También existe una brecha socioeconómica: cuenta con un teléfono personal el 63% de los estudiantes pertenecientes al quintil de mayores ingresos, frente al 52% de los chicos del quintil más bajo. En la escuela secundaria, la tenencia es todavía más extendida y alcanza al 90% de estudiantes, según los datos de Aprender 2023.
Contextos
La expansión del acceso a los celulares y la preocupación por sus posibles efectos sobre la atención, el aprendizaje y el bienestar de los estudiantes impulsaron regulaciones cada vez más estrictas en numerosos sistemas educativos. Según datos de la Unesco citados en el informe, la proporción de países que implementaron algún tipo de restricción formal pasó de menos de una cuarta parte en 2023 a cerca del 60% en 2026.
Sin embargo, las investigaciones disponibles no muestran que prohibir los dispositivos produzca, por sí solo, una mejora generalizada de los aprendizajes, advierten los autores. Algunos estudios registran avances moderados en el rendimiento académico, especialmente entre estudiantes de bajo desempeño o provenientes de sectores vulnerables. Otros no encuentran cambios significativos, incluso cuando las restricciones son estrictas.

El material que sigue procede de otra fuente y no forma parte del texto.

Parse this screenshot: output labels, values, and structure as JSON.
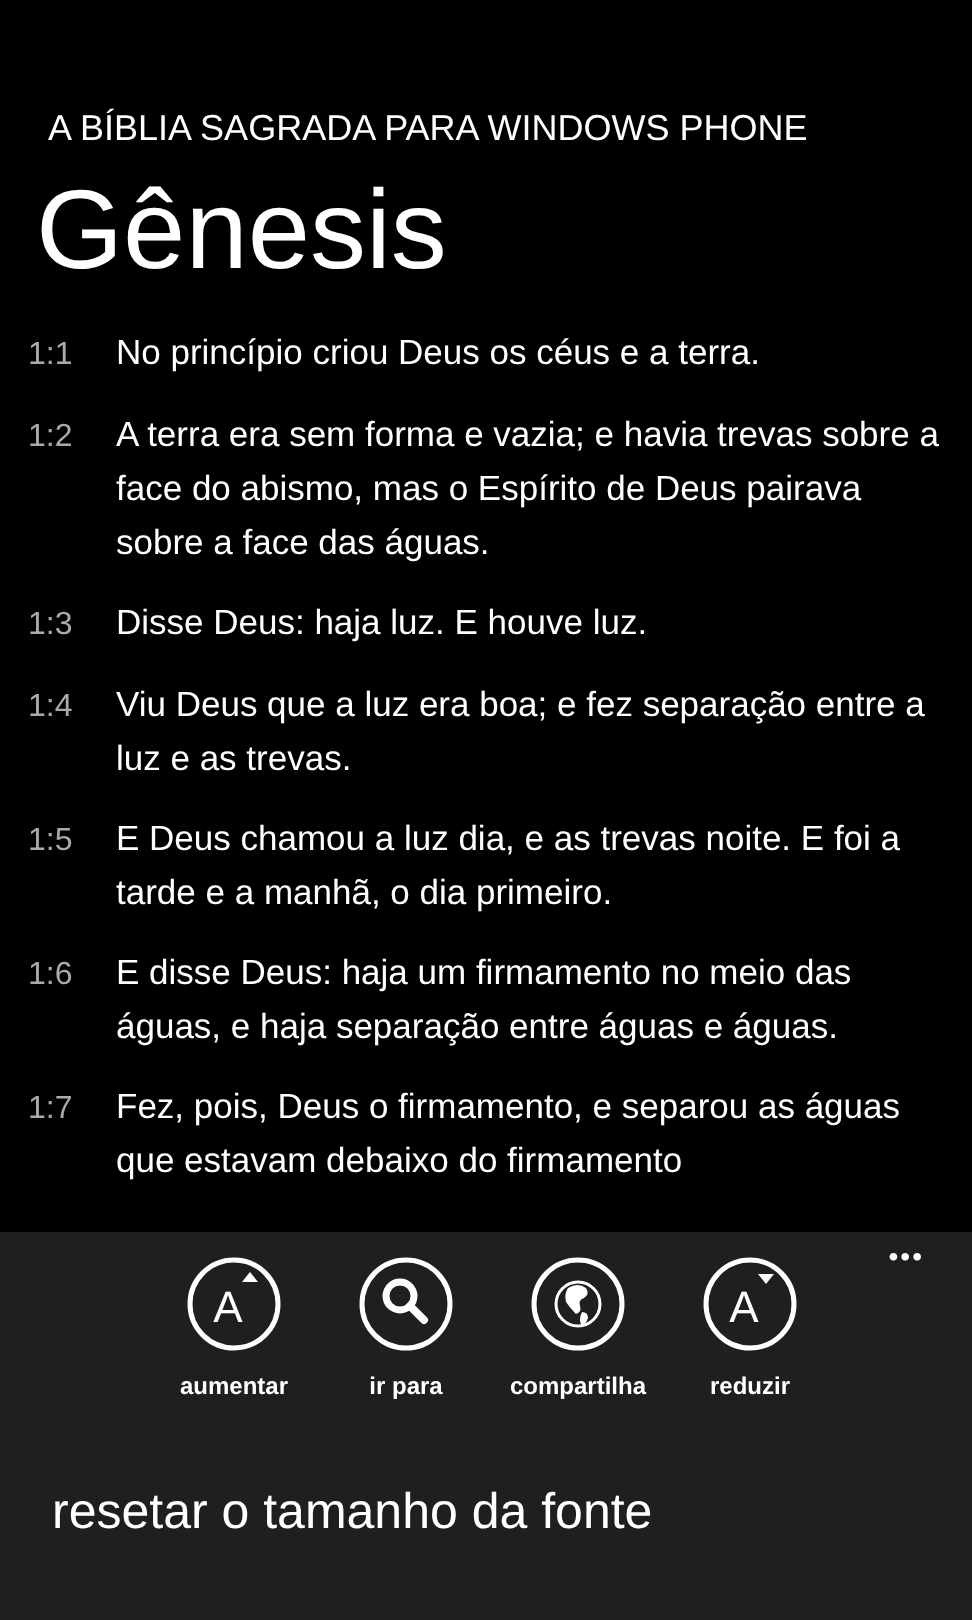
{
  "app_title": "A BÍBLIA SAGRADA PARA WINDOWS PHONE",
  "book_title": "Gênesis",
  "verses": [
    {
      "number": "1:1",
      "text": "No princípio criou Deus os céus e a terra."
    },
    {
      "number": "1:2",
      "text": "A terra era sem forma e vazia; e havia trevas sobre a face do abismo, mas o Espírito de Deus pairava sobre a face das águas."
    },
    {
      "number": "1:3",
      "text": "Disse Deus: haja luz. E houve luz."
    },
    {
      "number": "1:4",
      "text": "Viu Deus que a luz era boa; e fez separação entre a luz e as trevas."
    },
    {
      "number": "1:5",
      "text": "E Deus chamou a luz dia, e as trevas noite. E foi a tarde e a manhã, o dia primeiro."
    },
    {
      "number": "1:6",
      "text": "E disse Deus: haja um firmamento no meio das águas, e haja separação entre águas e águas."
    },
    {
      "number": "1:7",
      "text": "Fez, pois, Deus o firmamento, e separou as águas que estavam debaixo do firmamento"
    }
  ],
  "app_bar": {
    "more": "•••",
    "buttons": [
      {
        "kind": "font-up",
        "glyph": "A",
        "label": "aumentar"
      },
      {
        "kind": "search",
        "label": "ir para"
      },
      {
        "kind": "globe",
        "label": "compartilha"
      },
      {
        "kind": "font-down",
        "glyph": "A",
        "label": "reduzir"
      }
    ],
    "menu_items": [
      "resetar o tamanho da fonte"
    ]
  }
}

La conclusión más consistente, según los estudios analizados en el informe, es que las prohibiciones reducen el tiempo de uso y las distracciones dentro del aula. Las políticas que impiden acceder al teléfono durante toda la jornada escolar consiguen disminuciones más importantes, pero esos cambios no siempre se traducen en mejores resultados académicos.

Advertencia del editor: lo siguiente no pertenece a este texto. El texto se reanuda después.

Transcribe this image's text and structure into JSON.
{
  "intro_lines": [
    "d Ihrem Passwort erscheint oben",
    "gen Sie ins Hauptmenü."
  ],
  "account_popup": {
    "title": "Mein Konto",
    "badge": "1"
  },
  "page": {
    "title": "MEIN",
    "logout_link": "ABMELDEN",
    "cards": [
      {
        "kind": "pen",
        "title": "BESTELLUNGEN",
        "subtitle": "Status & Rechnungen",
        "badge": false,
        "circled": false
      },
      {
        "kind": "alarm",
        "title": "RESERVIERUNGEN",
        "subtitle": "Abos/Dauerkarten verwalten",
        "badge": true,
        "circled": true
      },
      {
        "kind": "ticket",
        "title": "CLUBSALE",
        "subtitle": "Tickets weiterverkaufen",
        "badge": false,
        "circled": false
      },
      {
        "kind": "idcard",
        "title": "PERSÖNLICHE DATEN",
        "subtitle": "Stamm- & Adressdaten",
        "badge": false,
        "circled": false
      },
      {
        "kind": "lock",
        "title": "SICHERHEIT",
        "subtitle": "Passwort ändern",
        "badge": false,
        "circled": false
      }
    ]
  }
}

La evidencia también es ambigua con respecto a la convivencia y el bienestar. Algunas investigaciones encuentran una reducción de situaciones de bullying, mientras que otras no detectan efectos relevantes sobre el clima escolar.
Registros
Las respuestas adoptadas a nivel internacional son diversas. Francia, Países Bajos y Chile establecieron restricciones generales, mientras que Brasil, Finlandia y Dinamarca permiten el uso de dispositivos únicamente con fines pedagógicos y bajo supervisión docente. En el Reino Unido, en cambio, cada escuela puede definir sus propias reglas. En general, las limitaciones son más estrictas en los niveles inicial y primario.
En Argentina no existe una normativa nacional unificada. Al menos 11 de las 24 jurisdicciones avanzaron con leyes, resoluciones o protocolos, mientras que las restantes todavía no cuentan con marcos regulatorios definidos.
La Ciudad de Buenos Aires, Santa Fe y Formosa establecieron limitaciones amplias en los niveles inicial y primario. La provincia de Buenos Aires restringió el uso en la primaria, mientras que Mendoza lo autoriza para actividades pedagógicas bajo supervisión docente. Salta y Tucumán, por su parte, permiten que las normas se adapten a las características de cada institución.